Developing Strategy through the Creative Process

Creativity is an important component of strategic thinking. Those who are able to imagine and think through varying scenarios are capable of predicting the end game.  Research by Larson and Angus helps shed light on the process of creative learning and its association with developing critical strategies (2011). This learning can start in high school and move into the early college years. Creative learning may continue through one’s lifetime.

The development of agency is an important tool for achieving goals and ensuring the ability to move through a changing environment.  Projects in young adulthood and early college can help to develop the mental faculty of seeing projects to their completion as well as thinking creatively about solving problems. Education should have a level of creative faculty to develop these skills to match concrete content learning.

Agency skills also develop the ability to have executive control over one’s own thoughts, learn new cognitive tools, develop creative problem solving, learn the action skills to achieve goals and move into higher order thinking. These skills and abilities further create a platform for strategic thinking.  Without the ability to think creatively, it is doubtful that new methods and paths will be found.

Programs often use the “arc of work” approach which includes the concepts of planning, monitoring, adjusting existing plans and receiving feedback. When projects span of a period of weeks and months it requires students to be reflective of their creative process. When the situation changes the students can find ways of adapting to those changes.

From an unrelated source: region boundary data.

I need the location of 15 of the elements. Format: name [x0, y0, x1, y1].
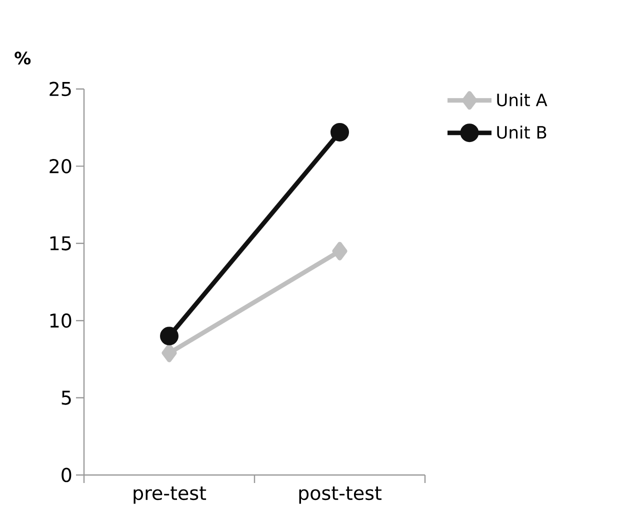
y-axis-title: %	[14, 52, 31, 65]
y-tick-label: 5	[62, 390, 71, 405]
y-tick-label: 20	[50, 159, 72, 174]
point	[330, 122, 349, 142]
x-tick-label: post-test	[299, 486, 382, 504]
y-tick-label: 0	[62, 468, 72, 482]
point	[160, 326, 179, 346]
point	[332, 242, 348, 260]
legend-label: Unit B	[497, 126, 546, 139]
y-tick-label: 15	[50, 236, 71, 250]
y-tick-label: 25	[50, 82, 71, 96]
x-tick-label: pre-test	[134, 486, 206, 504]
point	[162, 344, 177, 362]
y-tick-label: 10	[50, 313, 72, 328]
legend-label: Unit A	[497, 93, 548, 106]
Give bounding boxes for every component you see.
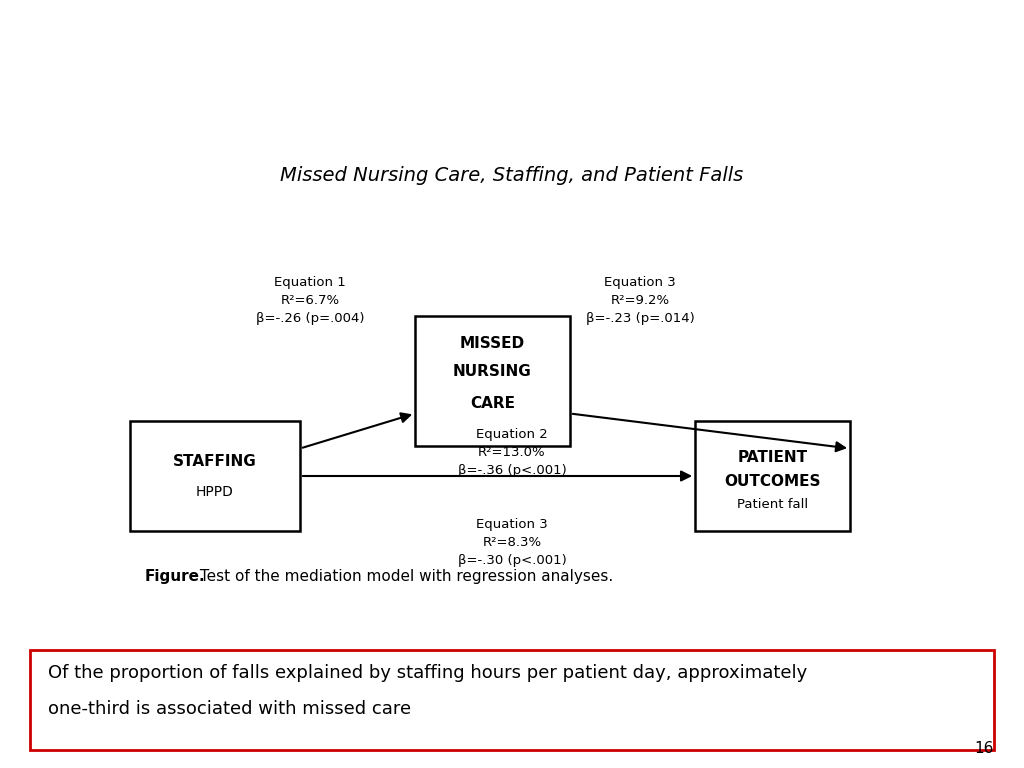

It is this thinking about and reflection on methods that helps students find new ways to complete their projects in meaningful ways.

When people are engaged in projects and own the results they invest themselves into the process more deeply. It is an investment that helps create higher order thinking and strategic planning. The creation of a long-term project helps to connect the many different work methods and strategies students use to navigate their environment. It helps solidify successful methods from unsuccessful ones.  They are likely to use these later in their working life.

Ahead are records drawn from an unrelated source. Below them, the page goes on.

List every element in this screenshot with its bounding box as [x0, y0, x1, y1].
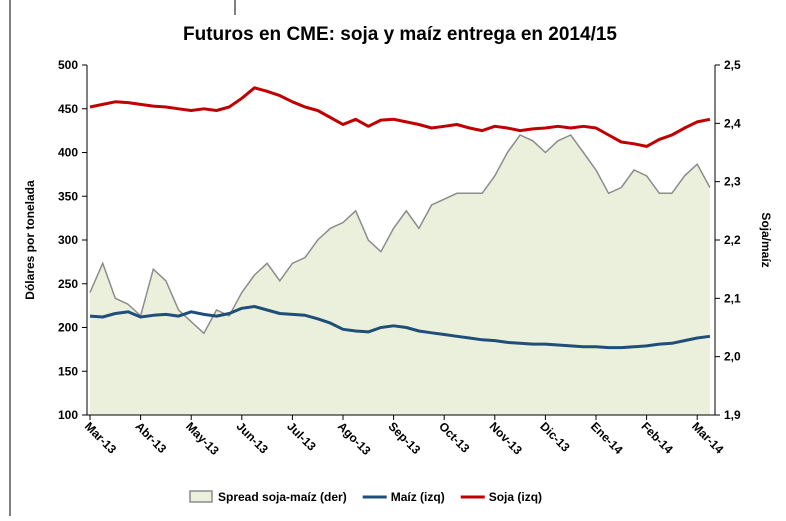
x-tick-label: Jul-13 [284, 419, 319, 454]
y2-axis-label: Soja/maíz [759, 212, 773, 267]
chart-title: Futuros en CME: soja y maíz entrega en 2… [183, 24, 617, 45]
series-line [89, 86, 711, 148]
y-tick-label: 200 [58, 321, 78, 335]
x-tick-label: Nov-13 [487, 419, 525, 457]
x-tick-label: Ene-14 [588, 419, 626, 457]
y-tick-label: 500 [58, 58, 78, 72]
x-tick-label: Jun-13 [234, 419, 271, 456]
x-tick-label: Oct-13 [436, 419, 473, 456]
y2-tick-label: 2,0 [724, 350, 741, 364]
x-tick-label: Ago-13 [335, 419, 374, 458]
y-axis-label: Dólares por tonelada [23, 180, 37, 300]
y2-tick-label: 2,3 [724, 175, 741, 189]
legend-label: Soja (izq) [489, 490, 542, 504]
y2-tick-label: 2,1 [724, 291, 741, 305]
y-tick-label: 300 [58, 233, 78, 247]
series-line [89, 305, 711, 350]
legend-swatch [189, 490, 213, 503]
y2-tick-label: 2,2 [724, 233, 741, 247]
x-tick-label: Feb-14 [638, 419, 675, 456]
y-tick-label: 100 [58, 408, 78, 422]
x-tick-label: Abr-13 [132, 419, 169, 456]
y-tick-label: 350 [58, 189, 78, 203]
y-tick-label: 250 [58, 277, 78, 291]
legend-label: Spread soja-maíz (der) [218, 490, 347, 504]
x-tick-label: Mar-13 [82, 419, 119, 456]
y2-tick-label: 2,5 [724, 58, 741, 72]
y-tick-label: 400 [58, 146, 78, 160]
y2-tick-label: 2,4 [724, 116, 741, 130]
x-tick-label: Sep-13 [385, 419, 423, 457]
spread-area [90, 135, 710, 415]
y-tick-label: 450 [58, 102, 78, 116]
x-tick-label: Mar-14 [689, 419, 726, 456]
spread-line [89, 134, 711, 335]
y-tick-label: 150 [58, 364, 78, 378]
legend-label: Maíz (izq) [391, 490, 445, 504]
x-tick-label: May-13 [183, 419, 222, 458]
y2-tick-label: 1,9 [724, 408, 741, 422]
x-tick-label: Dic-13 [537, 419, 573, 455]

The researchers used 11 different programs to assess the results of subject creative process. They worked back into the creative process and conducted in-depth research to assess how such projects foster creative strategic thinking.  A few years later, they interviewed the participants again to create a longitudinal approach. They looked at artistic programs, social activism, media arts, political action, and leadership programs. An in-depth review of plans, thought processes, and perceptions were particularly important.

The participants reported that they learned how to mobilize their efforts and regulate their time. They gained the long-term perspective that allowed them to create strategies to complete their projects. Their plans were broken down into action steps. Steps are seen as sequential actions that lead to project completion. 

Most remarkably, participants learned that strategic thinking requires the ability to adjust with changing circumstances, understand how others respond, and think through the alternatives, and have backup plans. They were able to think through how human systems operate and what cognitive models others use to respond to their various actions. Most importantly, they were able to transfer the skills learned to other areas in life including prediction of events and determining alternative actions.

The report connects the concepts of creative thinking and analytic analysis to determine the potential scenarios.  The authors come to a definition of strategic thinking as Use of advanced executive skills to anticipate possible scenarios in the steps to achieving goals and to formulate flexible courses of action that take these possibilities into account.’’ Strategy is a process of first envisioning the possibilities and then systematically thinking through the likely outcomes of results. It is both a freethinking and analytical process where possibilities are explored and the most likely ones chosen. When the environment changes, so does the strategies.


Larson, R. & Angus, R. (2011). Adolescents’ development of skills for agency in youth programs: learning to think strategically. Child Development, 82 (1).